AUTHOR=Ji Huihui , Li Kehan , Xu Wenbin , Li Ruyi , Xie Shangdan , Zhu Xueqiong 

TITLE=Prediction of the Mechanisms by Which Quercetin Enhances Cisplatin Action in Cervical Cancer: A Network Pharmacology Study and Experimental Validation

JOURNAL=Frontiers in Oncology

VOLUME=Volume 11 - 2021

YEAR=2022

URL=https://www.frontiersin.org/journals/oncology/articles/10.3389/fonc.2021.780387

DOI=10.3389/fonc.2021.780387

ISSN=2234-943X

ABSTRACT=Yimucao has been used as an herbal medicine to treat gynecological diseases. Common genes of Yimucao active compounds were investigated through network pharmacology. The components and targets of Yimucao were retrieved from TCMSP database. Cervical cancer targets were collected via GeneCards, TTD, DisGeNET, and KEGG. Cisplatin-related genes were downloaded from GeneWeaver. Protein-protein interaction (PPI) network was confirmed using the STRING database. Drug-bioactive compound-disease-target network was constructed with Cytoscape. GO and KEGG analyses were performed to investigate common targets of quercetin and cisplatin in cervical cancer. We found quercetin was the most bioactive compound of Yimucao. The drug-bioactive compound-disease-target network contained 93 nodes and 261 edges. Drug related key targets were identified, including EGFR, IL6, CASP3, VEGFA, MYC, CCND1, ERBB2, FOS, PPARG, CASP8. Core targets were mainly about response to metal ion, cellular response to xenobiotic stimulus, and transcription factor complex.
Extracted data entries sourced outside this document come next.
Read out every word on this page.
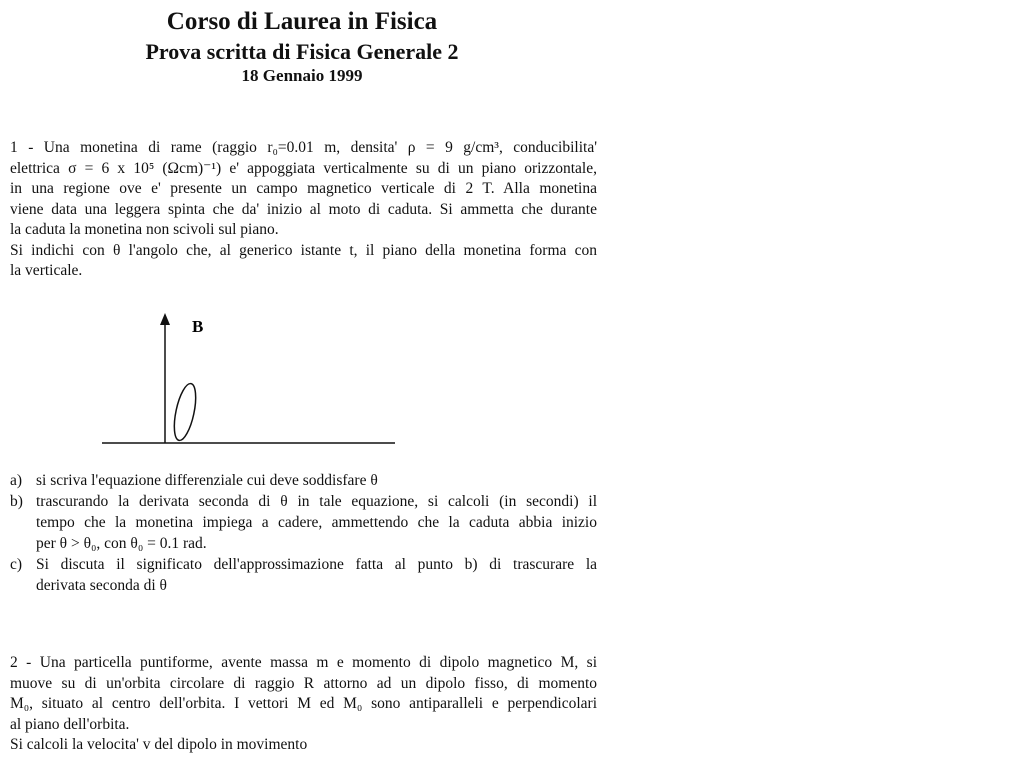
Corso di Laurea in Fisica
Prova scritta di Fisica Generale 2
18 Gennaio 1999
1 - Una monetina di rame (raggio r₀=0.01 m, densita' ρ = 9 g/cm³, conducibilita'
elettrica σ = 6 x 10⁵ (Ωcm)⁻¹) e' appoggiata verticalmente su di un piano orizzontale,
in una regione ove e' presente un campo magnetico verticale di 2 T. Alla monetina
viene data una leggera spinta che da' inizio al moto di caduta. Si ammetta che durante
la caduta la monetina non scivoli sul piano.
Si indichi con θ l'angolo che, al generico istante t, il piano della monetina forma con
la verticale.
B
a) si scriva l'equazione differenziale cui deve soddisfare θ
b) trascurando la derivata seconda di θ in tale equazione, si calcoli (in secondi) il
tempo che la monetina impiega a cadere, ammettendo che la caduta abbia inizio
per θ > θ₀, con θ₀ = 0.1 rad.
c) Si discuta il significato dell'approssimazione fatta al punto b) di trascurare la
derivata seconda di θ
2 - Una particella puntiforme, avente massa m e momento di dipolo magnetico M, si
muove su di un'orbita circolare di raggio R attorno ad un dipolo fisso, di momento
M₀, situato al centro dell'orbita. I vettori M ed M₀ sono antiparalleli e perpendicolari
al piano dell'orbita.
Si calcoli la velocita' v del dipolo in movimento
The KEGG pathway analysis revealed that quercetin and cisplatin may affect cervical cancer through platinum drug resistance, p53 and HIF-1 pathways. Furthermore, quercetin plus cisplatin down-regulated the expression of EGFR, MYC, CCND1, ERBB2 proteins and up-regulate CASP8 expression in HeLa and SiHa cells. Functionally, quercetin enhanced cisplatin-induced anticancer activity in cervical cancer cells. Our results clarify that quercetin can be used to overcome cisplatin resistance in cervical cancer cells.